A single algorithm for both restless and rested rotting bandits
A single algorithm now tackles both types of decaying rewards...
A team of researchers from Inria and Google has developed RAW-UCB (Rotting Adaptive Window UCB), a novel algorithm that solves a longstanding challenge in bandit problems: handling both restless and rested rotting settings with a single approach. In restless bandits, rewards decay due to external factors (like content becoming outdated), while in rested bandits, decay comes from repeated selection (like user boredom). Levine et al. (2017) had shown that state-of-the-art restless algorithms fail in rested settings, implying these problems were fundamentally different.
RAW-UCB achieves near-optimal regret in both settings without any prior knowledge of the environment type or the nature of non-stationarity (e.g., piece-wise constant or bounded variation). This is a striking contrast to previous negative results that showed no algorithm could achieve similar performance when rewards are allowed to increase. The algorithm's effectiveness was confirmed through synthetic and dataset-based experiments, and the work was published in AISTATS 2020.

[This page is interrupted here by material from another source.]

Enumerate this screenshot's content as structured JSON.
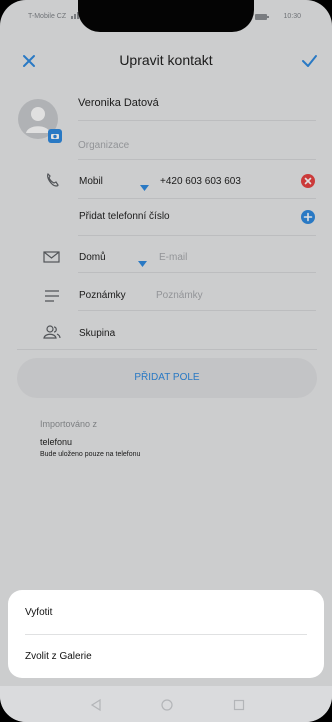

- RAW-UCB achieves near-optimal regret in both restless and rested rotting bandits with no prior knowledge of the setting or non-stationarity type.
- Contradicts Levine et al. (2017) who showed no algorithm could handle both settings effectively.
- Tested on synthetic and real datasets; published in AISTATS 2020.
Why It Matters
A unified algorithm for decaying rewards simplifies recommender systems and tutoring platforms, reducing deployment complexity.